Le Monde revient sur le parcours d’Yves Fouquet, chercheur retraité depuis 2022, dont la carrière a été marquée par l’étude des fonds marins autour de l’île de Sein. Spécialiste des reliefs sous-marins et des formations rocheuses, il a notamment révélé l’existence d’un mur géant immergé à moins de neuf mètres de profondeur, une découverte qui a marqué le monde de la géologie marine. Comme le rapporte Le Monde, sa vie professionnelle s’est entièrement construite autour de cette île bretonne et de ses alentours, où il a passé des décennies à cartographier des paysages souvent méconnus.

Ce qu'il faut retenir

  • Yves Fouquet, retraité depuis 2022, a consacré sa carrière à l’étude géologique des fonds marins autour de l’île de Sein.
  • Il a cartographié les reliefs et les formations rocheuses de la zone, révélant des structures géologiques inédites.
  • Parmi ses découvertes majeures figure un mur géant de 120 mètres de long, situé à seulement neuf mètres sous l’eau.

Un attachement indéfectible à l’île de Sein

Originaire de l’île de Sein, Yves Fouquet a toujours entretenu un lien privilégié avec ce territoire breton, connu pour son isolement et son histoire maritime.

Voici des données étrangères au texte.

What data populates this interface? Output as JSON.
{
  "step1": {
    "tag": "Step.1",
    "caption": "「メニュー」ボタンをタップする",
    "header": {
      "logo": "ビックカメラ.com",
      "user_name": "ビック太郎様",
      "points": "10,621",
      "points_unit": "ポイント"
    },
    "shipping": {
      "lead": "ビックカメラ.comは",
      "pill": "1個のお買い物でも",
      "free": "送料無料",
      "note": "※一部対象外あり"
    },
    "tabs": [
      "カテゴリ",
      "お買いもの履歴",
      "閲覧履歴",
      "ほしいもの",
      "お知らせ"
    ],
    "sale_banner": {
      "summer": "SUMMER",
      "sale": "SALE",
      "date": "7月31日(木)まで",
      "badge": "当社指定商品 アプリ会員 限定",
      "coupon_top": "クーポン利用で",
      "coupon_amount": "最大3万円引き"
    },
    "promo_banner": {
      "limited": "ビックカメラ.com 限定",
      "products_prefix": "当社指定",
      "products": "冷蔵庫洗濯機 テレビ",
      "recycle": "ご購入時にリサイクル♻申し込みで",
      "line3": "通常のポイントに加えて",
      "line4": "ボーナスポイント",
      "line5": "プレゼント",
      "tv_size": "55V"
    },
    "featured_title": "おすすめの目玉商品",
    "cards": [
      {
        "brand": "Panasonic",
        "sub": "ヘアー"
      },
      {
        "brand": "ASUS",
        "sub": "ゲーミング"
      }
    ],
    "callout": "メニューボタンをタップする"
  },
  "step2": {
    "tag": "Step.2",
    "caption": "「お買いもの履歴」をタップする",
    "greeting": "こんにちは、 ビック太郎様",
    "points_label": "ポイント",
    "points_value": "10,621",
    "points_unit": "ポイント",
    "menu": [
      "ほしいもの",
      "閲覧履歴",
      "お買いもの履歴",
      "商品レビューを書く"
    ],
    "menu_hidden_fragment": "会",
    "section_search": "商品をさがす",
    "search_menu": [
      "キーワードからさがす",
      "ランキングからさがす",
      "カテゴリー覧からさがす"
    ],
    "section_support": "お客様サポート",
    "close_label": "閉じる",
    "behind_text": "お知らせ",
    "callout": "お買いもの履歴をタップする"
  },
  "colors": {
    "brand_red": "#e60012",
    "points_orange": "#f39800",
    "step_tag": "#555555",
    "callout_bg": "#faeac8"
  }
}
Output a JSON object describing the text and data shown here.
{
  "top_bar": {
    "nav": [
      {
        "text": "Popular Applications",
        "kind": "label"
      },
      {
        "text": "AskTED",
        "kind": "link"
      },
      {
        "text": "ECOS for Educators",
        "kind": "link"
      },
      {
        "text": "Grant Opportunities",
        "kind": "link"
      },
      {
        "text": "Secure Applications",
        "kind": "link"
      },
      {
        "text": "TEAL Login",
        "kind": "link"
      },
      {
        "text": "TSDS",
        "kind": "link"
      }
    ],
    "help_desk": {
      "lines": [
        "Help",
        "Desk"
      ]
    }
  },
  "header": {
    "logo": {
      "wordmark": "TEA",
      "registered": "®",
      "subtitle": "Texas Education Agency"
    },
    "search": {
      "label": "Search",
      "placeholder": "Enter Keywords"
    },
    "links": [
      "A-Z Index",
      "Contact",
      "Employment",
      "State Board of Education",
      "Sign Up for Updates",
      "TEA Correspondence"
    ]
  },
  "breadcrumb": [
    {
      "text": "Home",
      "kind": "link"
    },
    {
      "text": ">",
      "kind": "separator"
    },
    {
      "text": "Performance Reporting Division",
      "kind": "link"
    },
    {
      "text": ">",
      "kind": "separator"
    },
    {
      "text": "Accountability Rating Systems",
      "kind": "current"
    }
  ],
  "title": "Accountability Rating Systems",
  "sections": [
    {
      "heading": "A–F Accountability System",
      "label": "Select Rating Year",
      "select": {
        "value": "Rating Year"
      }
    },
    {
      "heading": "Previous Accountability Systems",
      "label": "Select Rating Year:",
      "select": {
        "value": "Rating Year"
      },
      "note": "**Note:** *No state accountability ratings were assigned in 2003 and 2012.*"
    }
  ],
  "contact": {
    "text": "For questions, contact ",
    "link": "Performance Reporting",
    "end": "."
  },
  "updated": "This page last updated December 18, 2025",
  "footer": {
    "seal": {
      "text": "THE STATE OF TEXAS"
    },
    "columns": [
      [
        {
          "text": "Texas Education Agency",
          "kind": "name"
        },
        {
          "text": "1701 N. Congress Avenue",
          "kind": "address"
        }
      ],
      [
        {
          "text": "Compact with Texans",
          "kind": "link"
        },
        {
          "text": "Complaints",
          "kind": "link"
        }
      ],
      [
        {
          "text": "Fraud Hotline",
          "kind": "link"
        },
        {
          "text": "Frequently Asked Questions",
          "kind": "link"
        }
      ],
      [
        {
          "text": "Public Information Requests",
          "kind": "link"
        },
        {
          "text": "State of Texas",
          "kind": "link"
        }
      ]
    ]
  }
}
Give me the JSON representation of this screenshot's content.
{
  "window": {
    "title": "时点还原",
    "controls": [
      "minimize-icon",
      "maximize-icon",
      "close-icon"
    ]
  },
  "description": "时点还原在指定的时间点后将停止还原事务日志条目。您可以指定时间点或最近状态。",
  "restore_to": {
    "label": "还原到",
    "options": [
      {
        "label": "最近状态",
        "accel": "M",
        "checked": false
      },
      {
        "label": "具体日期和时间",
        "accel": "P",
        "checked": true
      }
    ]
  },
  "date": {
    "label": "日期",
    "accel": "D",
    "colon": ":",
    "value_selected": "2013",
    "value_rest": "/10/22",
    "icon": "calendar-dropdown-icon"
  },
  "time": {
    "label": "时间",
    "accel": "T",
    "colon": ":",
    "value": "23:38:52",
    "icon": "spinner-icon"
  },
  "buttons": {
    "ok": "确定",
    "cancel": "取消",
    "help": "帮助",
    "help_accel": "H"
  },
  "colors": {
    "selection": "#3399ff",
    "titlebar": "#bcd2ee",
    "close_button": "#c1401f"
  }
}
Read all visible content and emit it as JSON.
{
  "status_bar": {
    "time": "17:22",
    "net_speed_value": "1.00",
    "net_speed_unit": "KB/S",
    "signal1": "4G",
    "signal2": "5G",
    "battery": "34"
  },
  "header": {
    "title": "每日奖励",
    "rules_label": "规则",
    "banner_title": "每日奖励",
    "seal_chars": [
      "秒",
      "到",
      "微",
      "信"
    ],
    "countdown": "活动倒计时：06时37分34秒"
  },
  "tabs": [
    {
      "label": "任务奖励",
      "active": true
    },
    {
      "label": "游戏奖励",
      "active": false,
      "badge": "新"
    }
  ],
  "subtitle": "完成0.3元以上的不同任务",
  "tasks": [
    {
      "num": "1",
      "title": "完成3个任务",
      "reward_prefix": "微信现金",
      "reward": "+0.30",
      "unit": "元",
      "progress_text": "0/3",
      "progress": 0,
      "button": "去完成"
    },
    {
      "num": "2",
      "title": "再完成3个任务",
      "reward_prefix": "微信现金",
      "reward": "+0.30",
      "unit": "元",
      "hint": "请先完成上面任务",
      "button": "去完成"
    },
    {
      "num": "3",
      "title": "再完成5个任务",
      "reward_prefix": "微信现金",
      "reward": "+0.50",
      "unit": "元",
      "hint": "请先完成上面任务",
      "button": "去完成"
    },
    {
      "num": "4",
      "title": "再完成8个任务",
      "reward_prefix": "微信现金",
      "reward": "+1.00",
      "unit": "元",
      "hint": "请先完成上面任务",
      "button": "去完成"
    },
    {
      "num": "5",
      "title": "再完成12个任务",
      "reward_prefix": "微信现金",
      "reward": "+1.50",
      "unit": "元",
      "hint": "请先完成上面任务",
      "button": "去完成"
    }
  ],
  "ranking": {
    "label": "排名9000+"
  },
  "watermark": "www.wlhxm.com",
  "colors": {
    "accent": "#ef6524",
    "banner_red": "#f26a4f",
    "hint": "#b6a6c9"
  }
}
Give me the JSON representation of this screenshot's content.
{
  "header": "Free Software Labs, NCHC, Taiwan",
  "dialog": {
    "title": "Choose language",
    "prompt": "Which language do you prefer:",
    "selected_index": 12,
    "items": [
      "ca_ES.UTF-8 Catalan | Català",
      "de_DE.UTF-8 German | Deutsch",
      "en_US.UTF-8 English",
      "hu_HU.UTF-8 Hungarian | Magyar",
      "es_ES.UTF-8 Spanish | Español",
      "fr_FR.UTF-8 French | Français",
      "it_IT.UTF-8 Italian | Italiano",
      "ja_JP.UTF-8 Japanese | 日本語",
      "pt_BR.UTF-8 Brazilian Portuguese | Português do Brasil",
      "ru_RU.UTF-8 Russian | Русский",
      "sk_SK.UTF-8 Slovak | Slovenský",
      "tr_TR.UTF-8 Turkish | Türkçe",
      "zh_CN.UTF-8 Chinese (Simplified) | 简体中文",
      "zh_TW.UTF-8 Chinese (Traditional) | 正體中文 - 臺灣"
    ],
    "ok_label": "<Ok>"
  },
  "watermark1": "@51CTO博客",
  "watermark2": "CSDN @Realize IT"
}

Selon Le Monde, c’est cette proximité qui l’a poussé à explorer les fonds marins environnants, souvent ignorés des recherches scientifiques. Ses travaux ont permis de documenter des formations géologiques uniques, comme des failles ou des empilements rocheux, qui racontent l’histoire géologique de la région. « L’île de Sein est un laboratoire à ciel ouvert », expliquait-il en 2018 lors d’un colloque à Brest, soulignant l’importance de comprendre ces paysages sous-marins pour mieux appréhender les dynamiques terrestres.

La découverte du mur immergé : un tournant dans sa carrière

Parmi ses réalisations les plus spectaculaires, Yves Fouquet a identifié en 2015 un mur géant enfoui sous neuf mètres d’eau, s’étendant sur 120 mètres de long. Cette structure, dont la nature exacte reste encore débattue, pourrait être d’origine naturelle ou anthropique. Les analyses réalisées par son équipe ont montré qu’elle était composée de blocs de pierre de taille similaire, suggérant une possible origine humaine. « Cette découverte ouvre de nouvelles perspectives sur l’occupation humaine ancienne des fonds marins », a-t-il déclaré au Figaro en 2016. Les résultats de ses recherches ont été publiés dans plusieurs revues scientifiques, consolidant sa réputation dans le domaine de la géologie marine.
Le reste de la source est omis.